Na base do episódio esteve o protesto de dois milhares de indígenas contra a construção de uma nova auto-estrada no Território Indígena e Parque Nacional Isiboro Sécure (TIPNIS), muito contestada por grupos indígenas e ambientalistas. A questão que assola muita gente na esquerda é: como foi isto possível?

O primeiro (e mais importante) motivo para o conflito social foi o desrespeito do governo de Evo Morales pela norma constitucional que o obriga a consultar as comunidades afectadas pela construção de novas infraestruturas. Em Junho deste ano, o governo anunciou como um dado adquirido que seria construída uma nova auto-estrada pela área protegida que compreende parte da floresta amazónica. Desde então que se tem mantido irredutível na sua posição, excluindo a possibilidade de desviar a auto-estrada de forma a que não passe no TIPNIS.

O governo foi ainda responsável por vários episódios lamentáveis de ataque aos líderes da marcha. A 21 de Agosto, por exemplo, Evo Morales apareceu na televisão para mostrar o registo de chamadas que os líderes da marcha teriam recebido da embaixada dos EUA, o que, a ser verdade, demonstra tanto a instrumentalização do protesto pelos EUA como o desrespeito do governo pela privacidade dos cidadãos. Oito dias depois, o governo divulgou imagens de um dos líderes, o deputado Pedro Nuni, a beber álcool em sua casa numa altura em que supostamente estaria na marcha, apenas para se vir a descobrir que ele tinha saído da marcha por umas horas para ir ao aniversário da filha.

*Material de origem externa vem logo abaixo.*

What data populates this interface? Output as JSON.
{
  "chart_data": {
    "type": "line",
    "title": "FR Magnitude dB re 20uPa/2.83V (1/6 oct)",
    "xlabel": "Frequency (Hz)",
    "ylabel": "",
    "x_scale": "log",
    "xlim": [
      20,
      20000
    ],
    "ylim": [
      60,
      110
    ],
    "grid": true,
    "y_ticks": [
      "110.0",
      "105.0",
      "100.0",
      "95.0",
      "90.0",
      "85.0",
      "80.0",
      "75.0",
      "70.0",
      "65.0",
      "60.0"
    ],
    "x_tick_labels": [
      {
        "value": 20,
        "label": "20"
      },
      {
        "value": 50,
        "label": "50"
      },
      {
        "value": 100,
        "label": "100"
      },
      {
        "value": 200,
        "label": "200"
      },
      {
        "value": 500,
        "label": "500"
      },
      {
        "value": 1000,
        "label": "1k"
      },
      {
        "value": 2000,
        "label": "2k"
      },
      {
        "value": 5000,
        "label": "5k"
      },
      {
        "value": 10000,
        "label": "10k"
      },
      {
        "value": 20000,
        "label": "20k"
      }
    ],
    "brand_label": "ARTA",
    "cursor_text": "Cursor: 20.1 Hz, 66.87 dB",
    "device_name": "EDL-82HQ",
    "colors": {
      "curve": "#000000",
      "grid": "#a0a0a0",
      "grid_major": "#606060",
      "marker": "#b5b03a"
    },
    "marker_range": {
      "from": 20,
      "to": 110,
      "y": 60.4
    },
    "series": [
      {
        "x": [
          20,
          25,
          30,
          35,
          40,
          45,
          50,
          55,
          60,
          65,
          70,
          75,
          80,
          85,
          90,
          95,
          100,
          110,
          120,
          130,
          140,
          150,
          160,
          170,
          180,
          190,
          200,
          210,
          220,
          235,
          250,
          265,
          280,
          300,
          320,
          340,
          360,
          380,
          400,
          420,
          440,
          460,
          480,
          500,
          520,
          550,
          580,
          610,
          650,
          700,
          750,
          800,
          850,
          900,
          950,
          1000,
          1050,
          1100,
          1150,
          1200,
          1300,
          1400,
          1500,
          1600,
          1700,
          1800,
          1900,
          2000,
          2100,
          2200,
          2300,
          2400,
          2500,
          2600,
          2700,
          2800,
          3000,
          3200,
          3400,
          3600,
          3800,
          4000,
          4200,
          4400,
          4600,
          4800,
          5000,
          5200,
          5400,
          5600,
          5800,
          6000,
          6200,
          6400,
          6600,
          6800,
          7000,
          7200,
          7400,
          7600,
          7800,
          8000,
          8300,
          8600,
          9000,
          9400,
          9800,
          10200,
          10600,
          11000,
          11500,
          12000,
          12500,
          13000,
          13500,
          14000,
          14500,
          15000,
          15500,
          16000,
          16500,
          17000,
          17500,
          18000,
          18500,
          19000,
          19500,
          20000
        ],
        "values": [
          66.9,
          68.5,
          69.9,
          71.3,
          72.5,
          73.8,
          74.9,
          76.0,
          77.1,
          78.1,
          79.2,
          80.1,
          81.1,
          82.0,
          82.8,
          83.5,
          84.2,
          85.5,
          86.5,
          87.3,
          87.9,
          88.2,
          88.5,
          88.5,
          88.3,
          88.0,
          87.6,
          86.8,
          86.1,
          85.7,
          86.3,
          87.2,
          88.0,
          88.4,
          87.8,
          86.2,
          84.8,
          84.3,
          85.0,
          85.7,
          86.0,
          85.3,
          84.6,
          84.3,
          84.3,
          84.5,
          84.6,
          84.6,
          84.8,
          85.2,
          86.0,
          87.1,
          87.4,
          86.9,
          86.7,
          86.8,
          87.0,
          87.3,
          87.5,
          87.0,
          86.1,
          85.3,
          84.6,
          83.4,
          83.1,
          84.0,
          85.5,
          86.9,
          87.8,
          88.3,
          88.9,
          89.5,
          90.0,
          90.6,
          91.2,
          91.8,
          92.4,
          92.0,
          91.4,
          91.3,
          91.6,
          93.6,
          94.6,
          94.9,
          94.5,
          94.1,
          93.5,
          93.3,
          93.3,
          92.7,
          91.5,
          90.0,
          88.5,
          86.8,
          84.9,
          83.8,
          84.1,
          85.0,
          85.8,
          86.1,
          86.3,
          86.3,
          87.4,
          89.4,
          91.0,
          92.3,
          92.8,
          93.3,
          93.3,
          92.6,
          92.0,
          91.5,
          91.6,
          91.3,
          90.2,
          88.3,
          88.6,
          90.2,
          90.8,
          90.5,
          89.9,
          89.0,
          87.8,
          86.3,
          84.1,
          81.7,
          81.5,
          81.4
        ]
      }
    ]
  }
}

Erros destes num país que está a ferro e fogo, com a direita sempre à procura de mais uma oportunidade para um golpe de estado, pagam-se caro. A atitude inflexível do governo apenas serviu para atirar gasolina para o incêndio e foi um dos factores que levaram à repressão policial da marcha a 25 de Setembro.

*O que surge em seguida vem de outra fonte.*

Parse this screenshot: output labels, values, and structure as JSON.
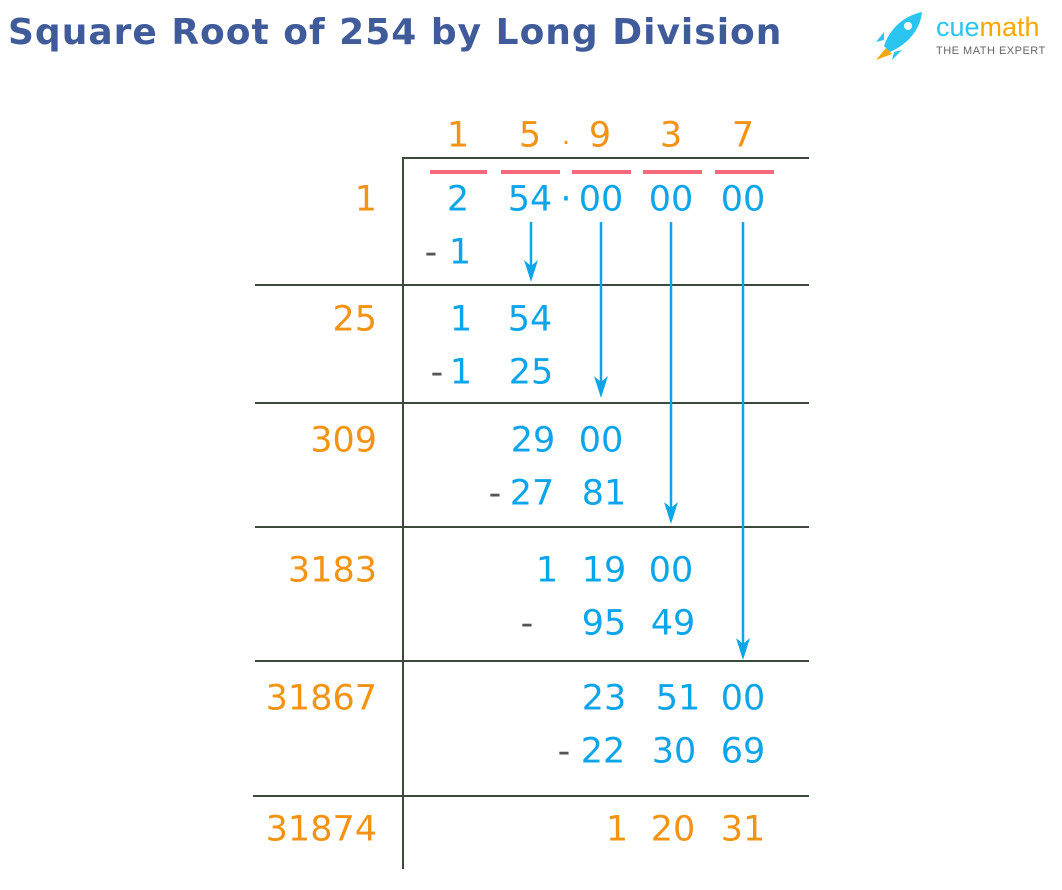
{
  "title": "Square Root of 254 by Long Division",
  "logo": {
    "brand_part1": "cue",
    "brand_part2": "math",
    "tagline": "THE MATH EXPERT"
  },
  "colors": {
    "quotient_divisor": "#F39314",
    "working": "#0DA5E9",
    "title": "#3F5B9A",
    "pair_bar": "#F7687C",
    "grid": "#3B4A3B"
  },
  "quotient": [
    "1",
    "5",
    ".",
    "9",
    "3",
    "7"
  ],
  "dividend": [
    "2",
    "54",
    "·",
    "00",
    "00",
    "00"
  ],
  "divisors": [
    "1",
    "25",
    "309",
    "3183",
    "31867",
    "31874"
  ],
  "steps": [
    {
      "minus": "-",
      "sub": [
        "1"
      ]
    },
    {
      "rem": [
        "1",
        "54"
      ],
      "minus": "-",
      "sub": [
        "1",
        "25"
      ]
    },
    {
      "rem": [
        "29",
        "00"
      ],
      "minus": "-",
      "sub": [
        "27",
        "81"
      ]
    },
    {
      "rem": [
        "1",
        "19",
        "00"
      ],
      "minus": "-",
      "sub": [
        "95",
        "49"
      ]
    },
    {
      "rem": [
        "23",
        "51",
        "00"
      ],
      "minus": "-",
      "sub": [
        "22",
        "30",
        "69"
      ]
    },
    {
      "rem": [
        "1",
        "20",
        "31"
      ]
    }
  ]
}
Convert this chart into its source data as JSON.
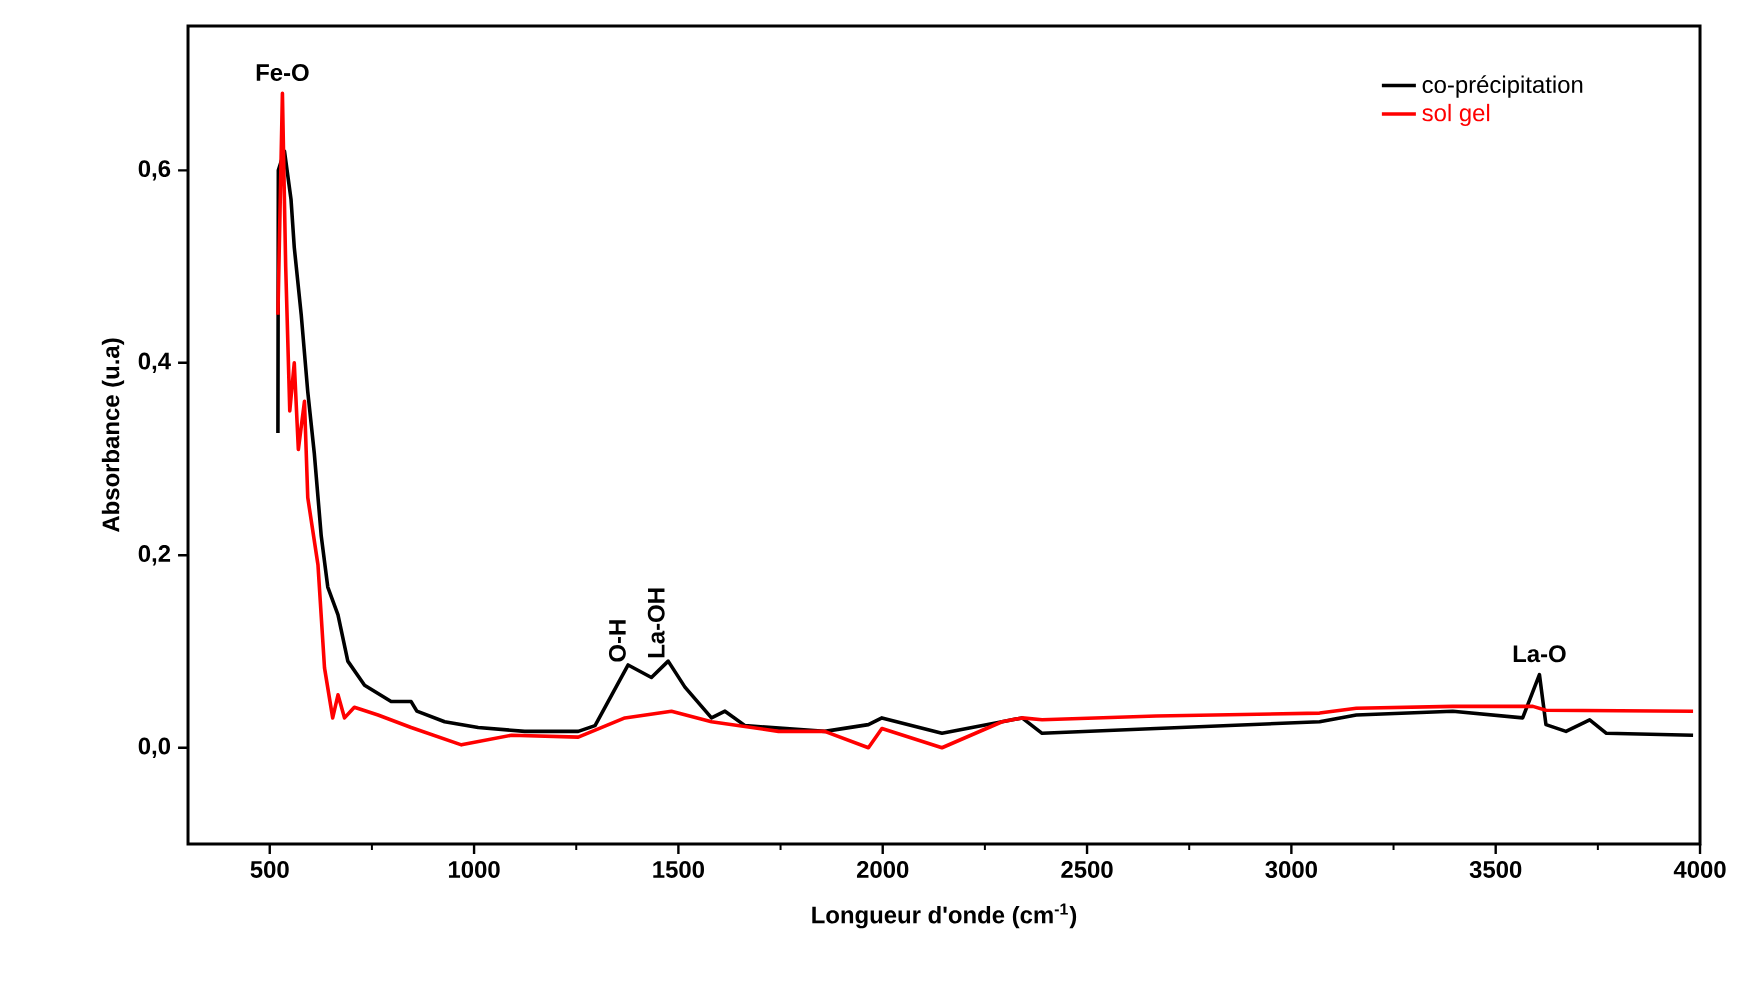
{
  "chart_data": {
    "type": "line",
    "xlabel": "Longueur d'onde (cm$^{-1}$)",
    "ylabel": "Absorbance (u.a)",
    "xlim": [
      300,
      4000
    ],
    "ylim": [
      -0.1,
      0.75
    ],
    "xticks": [
      500,
      1000,
      1500,
      2000,
      2500,
      3000,
      3500,
      4000
    ],
    "yticks": [
      {
        "value": 0,
        "label": "0,0"
      },
      {
        "value": 0.2,
        "label": "0,2"
      },
      {
        "value": 0.4,
        "label": "0,4"
      },
      {
        "value": 0.6,
        "label": "0,6"
      }
    ],
    "legend": "top right",
    "grid": false,
    "marker": "none",
    "line_style": "solid",
    "series": [
      {
        "name": "co-précipitation",
        "color": "#000000",
        "x": [
          520,
          521,
          536,
          552,
          560,
          577,
          593,
          609,
          626,
          642,
          667,
          691,
          732,
          797,
          846,
          860,
          928,
          1010,
          1124,
          1255,
          1296,
          1337,
          1377,
          1434,
          1475,
          1516,
          1581,
          1614,
          1663,
          1858,
          1965,
          1998,
          2145,
          2292,
          2341,
          2390,
          2669,
          3069,
          3159,
          3395,
          3566,
          3607,
          3623,
          3672,
          3730,
          3771,
          3983
        ],
        "values": [
          0.327,
          0.6,
          0.62,
          0.57,
          0.52,
          0.45,
          0.37,
          0.306,
          0.22,
          0.167,
          0.138,
          0.09,
          0.065,
          0.048,
          0.048,
          0.038,
          0.027,
          0.021,
          0.017,
          0.017,
          0.023,
          0.055,
          0.086,
          0.073,
          0.09,
          0.063,
          0.031,
          0.038,
          0.023,
          0.017,
          0.024,
          0.031,
          0.015,
          0.027,
          0.031,
          0.015,
          0.02,
          0.027,
          0.034,
          0.038,
          0.031,
          0.076,
          0.024,
          0.017,
          0.029,
          0.015,
          0.013
        ]
      },
      {
        "name": "sol gel",
        "color": "#ff0000",
        "x": [
          520,
          531,
          539,
          549,
          560,
          570,
          585,
          593,
          618,
          634,
          654,
          667,
          683,
          707,
          765,
          846,
          969,
          1092,
          1255,
          1369,
          1483,
          1581,
          1745,
          1858,
          1965,
          1998,
          2145,
          2292,
          2341,
          2390,
          2669,
          3069,
          3159,
          3395,
          3591,
          3623,
          3983
        ],
        "values": [
          0.45,
          0.68,
          0.5,
          0.35,
          0.4,
          0.31,
          0.36,
          0.26,
          0.19,
          0.083,
          0.031,
          0.055,
          0.031,
          0.042,
          0.034,
          0.021,
          0.003,
          0.013,
          0.011,
          0.031,
          0.038,
          0.027,
          0.017,
          0.017,
          0.0,
          0.02,
          0.0,
          0.027,
          0.031,
          0.029,
          0.033,
          0.036,
          0.041,
          0.043,
          0.043,
          0.039,
          0.038
        ]
      }
    ],
    "annotations": [
      {
        "text": "Fe-O",
        "x": 531,
        "y": 0.68
      },
      {
        "text": "O-H",
        "x": 1380,
        "y": 0.086
      },
      {
        "text": "La-OH",
        "x": 1475,
        "y": 0.09
      },
      {
        "text": "La-O",
        "x": 3607,
        "y": 0.076
      }
    ]
  }
}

Para sermos justos, contudo, devemos também olhar para a inflexibilidade dos manifestantes. A marcha, formada em parte por indígenas armados com arcos e flechas, foi por oito vezes abordada por representantes do governo que procuravam um entendimento. No último encontro, o Ministro dos Negócios Estrangeiros, David Choquehuanca, de origem indígena, foi raptado pelos manifestantes, que o usaram como escudo para furar uma barreira policial. Como já é habitual em muitos países da América Latina, a linha divisória entre protesto e guerra civil é muito ténue.

O segundo motivo para o conflito que divide o país é a indefinição ideológica em torno do “viver bem”, o “pós-desenvolvimentismo” e outros termos usados correntemente pelo governo boliviano para denominar um sistema económico orientado não para o crescimento da produção mas antes para a sustentabilidade social e ambiental, termos bonitos na forma mas ainda vazios no conteúdo.

Não há uma resposta simples para a questão de se deve ou não ser construída a nova auto-estrada. De um lado, temos a necessidade de comunicações terrestres num país ainda pobre e com graves deficiências a nível de infraestruturas e o facto de a nova via permitir uma ligação entre o Atlântico e o Pacífico centenas de quilómetros mais curta que a actualmente existente. Do outro, temos a necessidade de preservar uma área natural cuja importância para o bem-estar da humanidade é inestimável. Talvez possamos, então, reformular a questão.

Foi o que fez Pablo Solón, ex-representante na ONU da Bolívia e um dos principais protagonistas do movimento que pôs o “viver bem” na agenda política. Para ele, a auto-estrada deve ser desviada de forma a não passar pelo TIPNIS, independentemente do custo adicional que essa opção implique. Esta é uma posição coerente com a defesa dos direitos da natureza, consagrados na constituição da Bolívia, e com a preservação de territórios onde vivem comunidades indígenas. Mas, infelizmente, esta posição ainda não colhe grandes apoios no governo boliviano.

A terceira razão para o conflito em torno da nova auto-estrada é a clara interferência das forças políticas que se têm oposto ao governo de Morales desde que tomou posse. Apesar de a forma como o governo lidou com os protestos ser lamentável e apesar de a muitos progressistas chocar a acusação de ingerência externa nos protestos, a verdade é que há sinais claros de manipulação da causa indígena por parte dos EUA e da direita boliviana.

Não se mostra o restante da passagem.